XII Settimana del Tempo Ordinario – Mt 7,6.12-14
In quel tempo, Gesù disse ai suoi discepoli: «Non date le cose sante ai cani e non gettate le vostre perle davanti ai porci, perché non le calpestino con le loro zampe e poi si voltino per sbranarvi. […] Tutto quanto volete che gli uomini facciano a voi, anche voi fatelo a loro: questa infatti è la Legge e i Profeti. Entrate per la porta stretta, perché larga è la porta e spaziosa la via che conduce alla perdizione, e molti sono quelli che vi entrano. Quanto stretta è la porta e angusta la via che conduce alla vita, e pochi sono quelli che la trovano!».
«Tutto quanto volete che gli uomini facciano a voi, anche voi fatelo a loro»: è la legge aurea, sintesi del discorso della montagna nel Vangelo di Matteo (Mt 5-7). Come intenderla? La si può interpretare quale espressione di un principio di uguaglianza. Non a caso, Immanuel Kant, massimo filosofo dell’illuminismo – di quel movimento di pensiero cioè fondato sulla fede nella dea Ragione, dalla quale sarebbero stati ricavati i tre principi della Rivoluzione Francese: libertà, fraternità e, appunto, uguaglianza – Kant, dicevamo, riformulò questa massima in forma filosofica, affermando che l’imperativo categorico, cui ogni uomo, in quanto razionale, riconosce di dover obbedire, è di agire «come se la massima della tua azione dovesse essere elevata dalla tua volontà a legge universale della natura»: quindi comportarsi con gli altri nello stesso modo in cui anche gli altri dovrebbero comportarsi con noi.
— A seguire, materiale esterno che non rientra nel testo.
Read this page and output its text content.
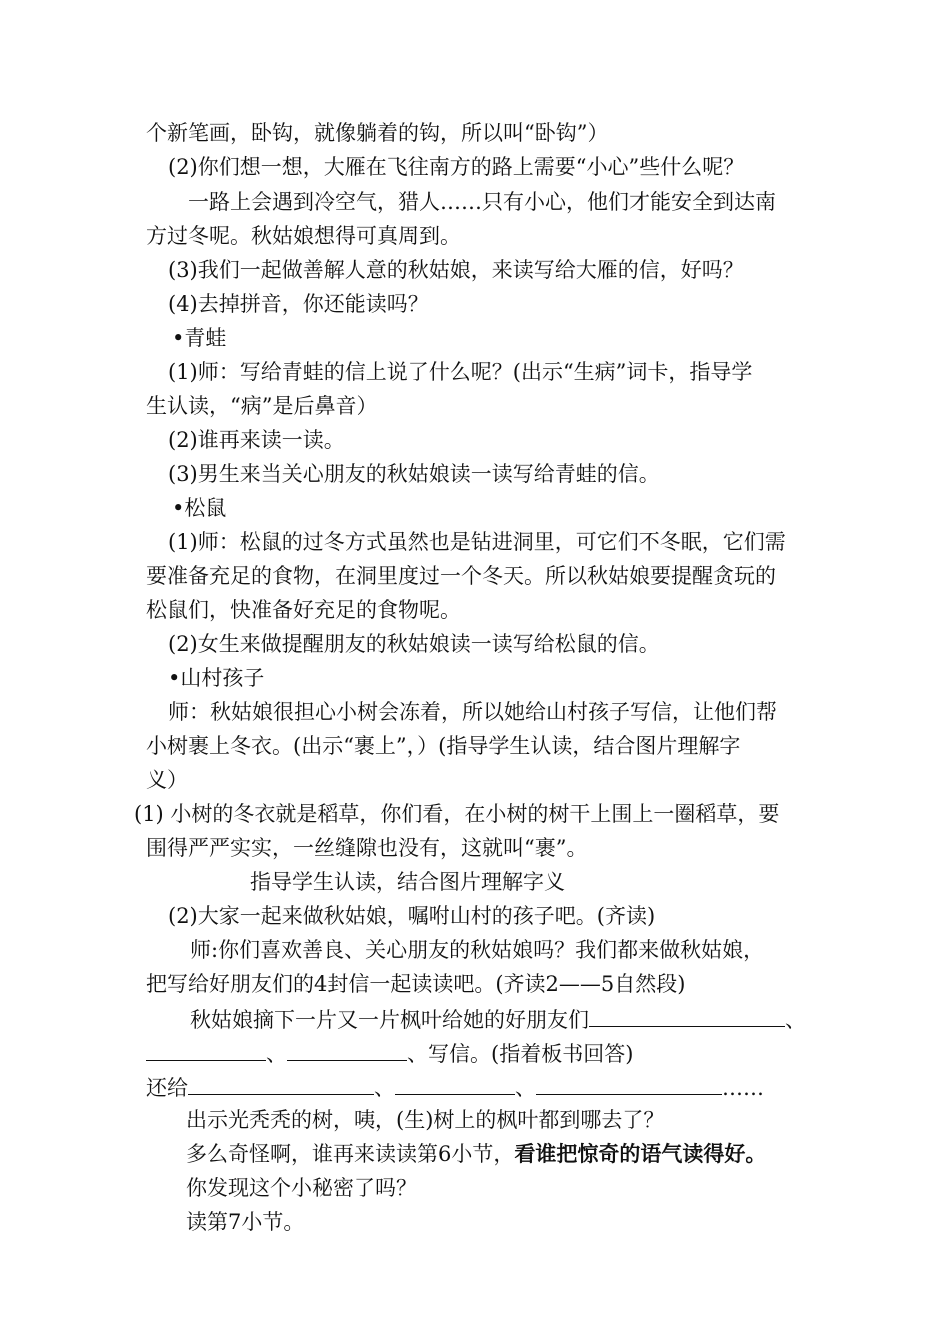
个新笔画，卧钩，就像躺着的钩，所以叫“卧钩”）
(2)你们想一想，大雁在飞往南方的路上需要“小心”些什么呢？
一路上会遇到冷空气，猎人……只有小心，他们才能安全到达南
方过冬呢。秋姑娘想得可真周到。
(3)我们一起做善解人意的秋姑娘，来读写给大雁的信，好吗？
(4)去掉拼音，你还能读吗？
•青蛙
(1)师：写给青蛙的信上说了什么呢？(出示“生病”词卡，指导学
生认读，“病”是后鼻音）
(2)谁再来读一读。
(3)男生来当关心朋友的秋姑娘读一读写给青蛙的信。
•松鼠
(1)师：松鼠的过冬方式虽然也是钻进洞里，可它们不冬眠，它们需
要准备充足的食物，在洞里度过一个冬天。所以秋姑娘要提醒贪玩的
松鼠们，快准备好充足的食物呢。
(2)女生来做提醒朋友的秋姑娘读一读写给松鼠的信。
•山村孩子
师：秋姑娘很担心小树会冻着，所以她给山村孩子写信，让他们帮
小树裹上冬衣。(出示“裹上”，）(指导学生认读，结合图片理解字
义）
(1) 小树的冬衣就是稻草，你们看，在小树的树干上围上一圈稻草，要
围得严严实实，一丝缝隙也没有，这就叫“裹”。
指导学生认读，结合图片理解字义
(2)大家一起来做秋姑娘，嘱咐山村的孩子吧。(齐读)
师:你们喜欢善良、关心朋友的秋姑娘吗？我们都来做秋姑娘，
把写给好朋友们的4封信一起读读吧。(齐读2——5自然段)
秋姑娘摘下一片又一片枫叶给她的好朋友们	、
、	、写信。(指着板书回答)
还给	、	、	……
出示光秃秃的树，咦，(生)树上的枫叶都到哪去了？
多么奇怪啊，谁再来读读第6小节，看谁把惊奇的语气读得好。
你发现这个小秘密了吗？
读第7小节。
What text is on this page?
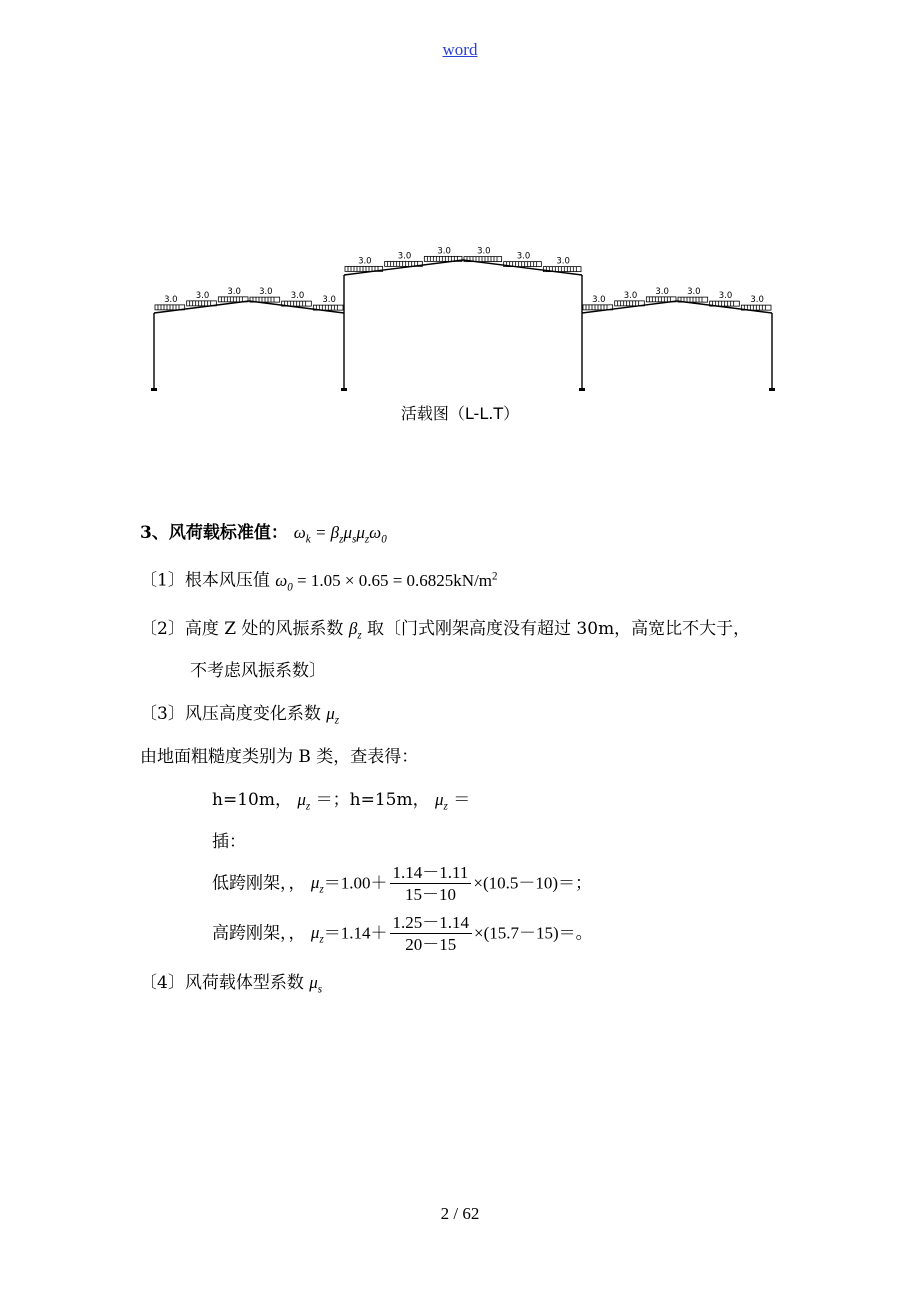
word
3.0 3.0 3.0 3.0 3.0 3.0
3.0	3.0	3.0	3.0
3.0	3.0
3.0 3.0 3.0 3.0 3.0 3.0
活载图（L-L.T）
3、风荷载标准值： $\omega_k = \beta_z\mu_s\mu_z\omega_0$
〔1〕根本风压值 $\omega_0 = 1.05 \times 0.65 = 0.6825kN/m^2$
〔2〕高度 Z 处的风振系数 $\beta_z$ 取〔门式刚架高度没有超过 30m，高宽比不大于，
不考虑风振系数〕
〔3〕风压高度变化系数 $\mu_z$
由地面粗糙度类别为 B 类，查表得：
h=10m， $\mu_z$ ＝；h=15m， $\mu_z$ ＝
插：
低跨刚架，， $\mu_z=1.00+ \frac{1.14-1.11}{15-10} \times(10.5-10)=$；
高跨刚架，， $\mu_z=1.14+ \frac{1.25-1.14}{20-15} \times(15.7-15)=$。
〔4〕风荷载体型系数 $\mu_s$
2 / 62
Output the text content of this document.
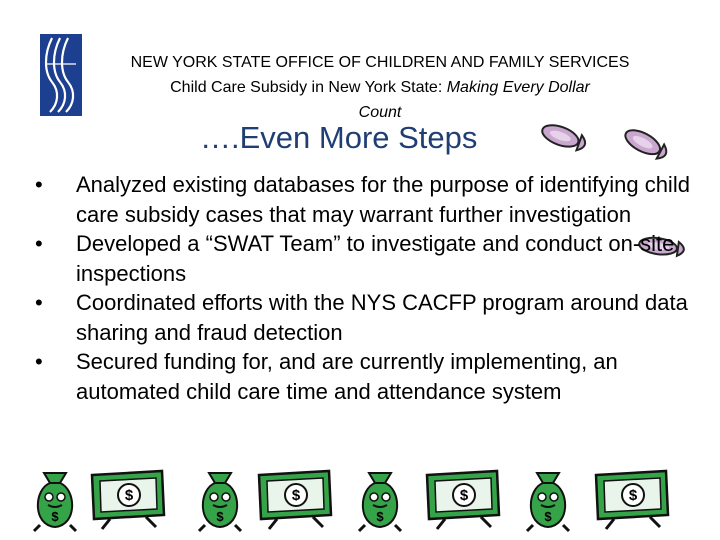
NEW YORK STATE OFFICE OF CHILDREN AND FAMILY SERVICES
Child Care Subsidy in New York State: Making Every Dollar
Count
….Even More Steps
• Analyzed existing databases for the purpose of identifying child care subsidy cases that may warrant further investigation
• Developed a “SWAT Team” to investigate and conduct on-site inspections
• Coordinated efforts with the NYS CACFP program around data sharing and fraud detection
• Secured funding for, and are currently implementing, an automated child care time and attendance system
$
$
$
$
$
$
$
$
Ora, però, l’imperativo di Gesù è di fare agli altri quello che vorremmo fosse fatto anche a noi: non è sottolineata tanto l’importanza dell’uguaglianza, quanto piuttosto l’esigenza di volgere l’attenzione (di con-vertirsi!) dai nostri bisogni a quelli del prossimo. Per la società edonistica nella quale viviamo, l’essenziale è soddisfare i propri bisogni: fisici, emotivi, spirituali. È la porta larga e la via spaziosa che non mantiene quanto promette: fa credere che nel soddisfacimento delle proprie esigenze ciascuno trovi sé stesso; ed invece proprio così piuttosto si perde: concentrato e ripiegato su di sé, resta schiavo del proprio piccolo io, tanto più famelico quanto più soddisfatto, buco nero che tutto fagocita, che nulla può saziare e al quale nulla può fornire consistenza e stabilità. Gesù invita a volgere lo sguardo dai bisogni propri a quelli altrui: è la porta stretta e la via angusta, perché contraria all’istinto di peccato comune a tutti. Tuttavia conduce alla vita: troviamo noi stessi lavando i piedi del prossimo (Gv 13, 5), perché veniamo alla luce ed esistiamo solo se diamo alla luce e generiamo vita; affermiamo noi stessi sprecandoci per gli altri, perché siamo solo effondendoci come profumo (Mt 26,7-8); raggiungiamo la maturità e l’autonomia solamente prendendoci cura della carne altrui, perché siamo fatti per divenire un solo corpo con loro (Gv 17,20-23).